But the Massachusetts law, by giving the church the power of a government agency, he said, "enmeshes churches in the exercise of substantial governmental powers contrary to our consistent interpretation" of the First Amendment's clause saying there shall be "no law respecting an establishment of religion."
"In addition, the mere appearance of a joint exercise of legislative authority by church and state provides a significant symbolic benefit to religion in the minds of some by reason of the power conferred," he wrote.
Justice William H. Rehnquist was the lone dissenter, saying the Massachusetts law is "the sort of legislative refinement that we should encourage, not forbid," because it is a less restrictive measure than a total ban on bars in an area.
In other rulings yesterday:
* The court reinforced the flexibility federal judges have to reject electoral schemes which may dilute minority voting strength.
The case began when the city of Port Arthur, Tex., consolidated with nearby white subdivisions, reducing its percentage of black population from about 45 percent to 40 percent.
To compensate for the loss of black political strength, the city restructured its council so blacks probably could be elected to three of six district council seats. But the city also created three at-large seats, including the mayor's position, where citywide majority votes would be required for election.
Blacks said this foreclosed the election of blacks to those seats. They challenged the plan under the Voting Rights Act, saying it did little to ease the negative impact of the consolidation. A U.S. District Court judge agreed, and required the city to elect two of the three at-large council seats by pluralities, rather than majorities.
Writing for the court yesterday in City of Port Arthur, Texas, v. U.S. et al, Justice Byron R. White said "reasonable minds could differ" on the impact of the changes. The district court was closer to the scene, he said, and so long as its decision was consistent with prior Supreme Court holdings, "we should not rush to overturn its judgment."
Justice Lewis F. Powell, Jr., joined by Rehnquist and Justice Sandra D. O'Connor, dissented. They said the court was giving too much flexibility to the lower court, allowing it to "enhance" black voting strength, rather than just "preserve" it. "We are interpreting and applying a statute that vests no such open-ended jurisdiction in any court," Powell wrote.
* The court dealt a severe blow to the National Right to Work Committee's ability to raise campaign funds.
Siding with the Federal Election Commission, the court ruled unanimously that the committee -- founded to oppose contracts that require workers to join unions--could not solicit campaign money through mass mailings to the public.
The controversy revolved around a definition of "member." Federal law permits corporations and unions to establish political funds and solicit money from members or stockholders. The National Right to Work Committee argued that its "members" include anyone who receives one of its millions of questionaires, and responds in a philosophically compatible manner
The Court of Appeals for the District of Columbia agreed, but the Supreme Court reversed the decision yesterday in FEC v. National Right to Work Committee, saying the committee's definition of member was too broad. Membership "requires some relatively enduring and independently significant financial or organizational attachment," Rehnquist wrote for the court. The court also rejected the contention that the restriction on solicitations violates First Amendment rights of association.
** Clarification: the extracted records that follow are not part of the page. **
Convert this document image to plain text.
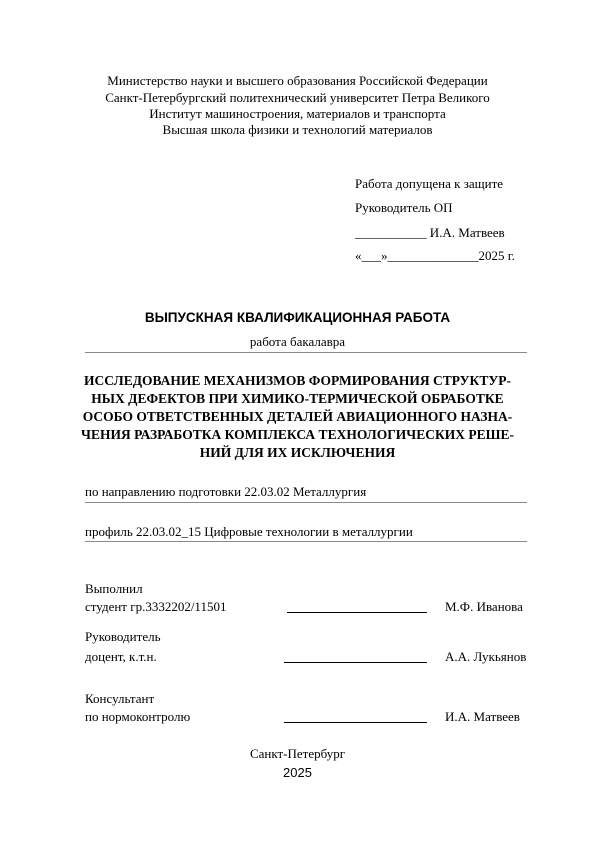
Министерство науки и высшего образования Российской Федерации
Санкт-Петербургский политехнический университет Петра Великого
Институт машиностроения, материалов и транспорта
Высшая школа физики и технологий материалов
Работа допущена к защите
Руководитель ОП
___________ И.А. Матвеев
«___»______________2025 г.
ВЫПУСКНАЯ КВАЛИФИКАЦИОННАЯ РАБОТА
работа бакалавра
ИССЛЕДОВАНИЕ МЕХАНИЗМОВ ФОРМИРОВАНИЯ СТРУКТУР-
НЫХ ДЕФЕКТОВ ПРИ ХИМИКО-ТЕРМИЧЕСКОЙ ОБРАБОТКЕ
ОСОБО ОТВЕТСТВЕННЫХ ДЕТАЛЕЙ АВИАЦИОННОГО НАЗНА-
ЧЕНИЯ РАЗРАБОТКА КОМПЛЕКСА ТЕХНОЛОГИЧЕСКИХ РЕШЕ-
НИЙ ДЛЯ ИХ ИСКЛЮЧЕНИЯ
по направлению подготовки 22.03.02 Металлургия
профиль 22.03.02_15 Цифровые технологии в металлургии
Выполнил
студент гр.3332202/11501	М.Ф. Иванова
Руководитель
доцент, к.т.н.	А.А. Лукьянов
Консультант
по нормоконтролю	И.А. Матвеев
Санкт-Петербург
2025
In other action yesterday, the court refused to free Indiana from paying millions of dollars to cover the costs of racially desegregating Indianapolis public schools. The justices, without comment, left intact rulings that required the state to bear the brunt of desegregation costs.
State officials had complained that a U.S. District Court judge ordered the state to foot the bill for the Indianapolis desegregation plan, which included busing thousands of students, althrough the city's school board and suburban school districts were found equally responsible for past bias against black students in Orr V. Board of School Commissioners.